What questions can data science answer?
There are only five questions machine learning can answer: Is this A or B? Is this weird? How much/how many? How is it organized? What should I do next? We examine these questions in detail and what it implies for data science.
As amazing as it is, there are only five questions machine learning can answer.
Is this A or B?
Is this weird?
How much/how many?
How is it organized?
What should I do next?
Machine learning (ML) is the motor that drives data science. Each ML method (also called an algorithm) takes in data, turns it over, and spits out an answer. ML algorithms do the part of data science that is the trickiest to explain and the most fun to work with. That’s where the mathematical magic happens.
ML algorithms can be grouped into families based on the type of question they answer. These can help guide your thinking as you are formulating your razor sharp question.
Is this A or B?
This family is formally known as two-class classification. It’s useful for any question that has just two possible answers: yes or no, on or off, smoking or non-smoking, purchased or not.
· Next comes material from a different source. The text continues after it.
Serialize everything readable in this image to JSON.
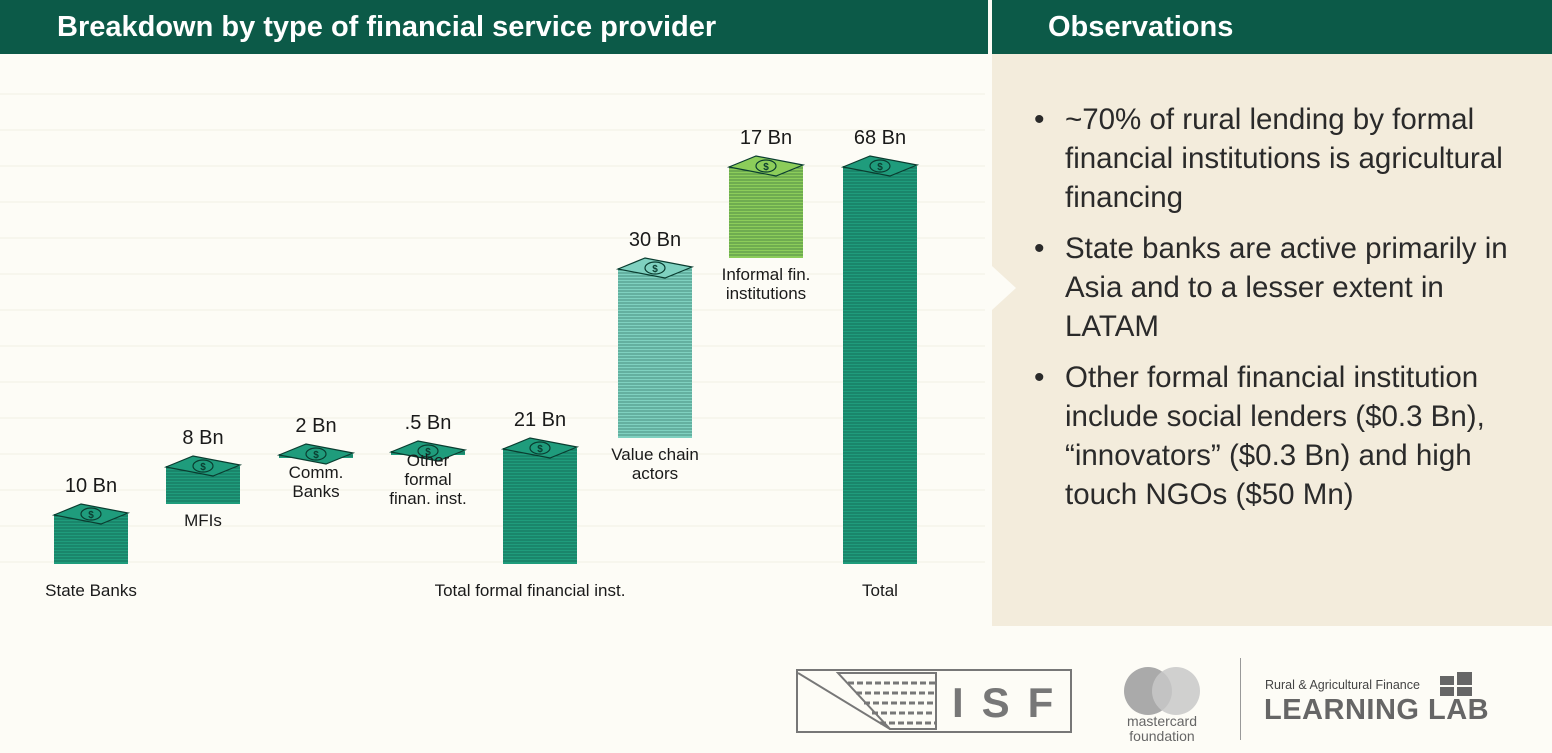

Lots of data science questions sound like this or can be re-phrased to fit this form. It’s the simplest and most commonly asked data science question. Here are few typical examples.
- Will this customer renew their subscription?
- Is this an image of a cat or a dog?
- Will this customer click on the top link?
- Will this tire fail in the next thousand miles?
- Does the $5 coupon or the 25% off coupon result in more return customers?
Is this A or B or C or D?
This algorithm family is called multi-class classification. Like its name implies, it answers a question that has several (or even many) possible answers: which flavor, which person, which part, which company, which candidate. Most multi-class classification algorithms are just extensions of two-class classification algorithms. Here are a few typical examples.
- Which animal is in this image?
- Which aircraft is causing this radar signature?
- What is the topic of this news article?
- What is the mood of this tweet?
- Who is the speaker in this recording?
Is this Weird?
This family of algorithms performs anomaly detection. They identify data points that are not normal. If you are paying close attention, you noticed that this looks like a binary classification question. It can be answered yes or no. The difference is that binary classification assumes you have a collection of examples of both yes and no cases. Anomaly detection doesn’t. This is particularly useful when what you are looking for occurs so rarely that you haven’t had a chance to collect many examples of it, like equipment failures. It’s also very helpful when there is a lot of variety in what constitutes “not normal,” as there is in credit card fraud detection. Here are some typical anomaly detection questions.
- Is this pressure reading unusual?
- Is this internet message typical?
- Is this combination of purchases very different from what this customer has made in the past?
- Are these voltages normal for this season and time of day?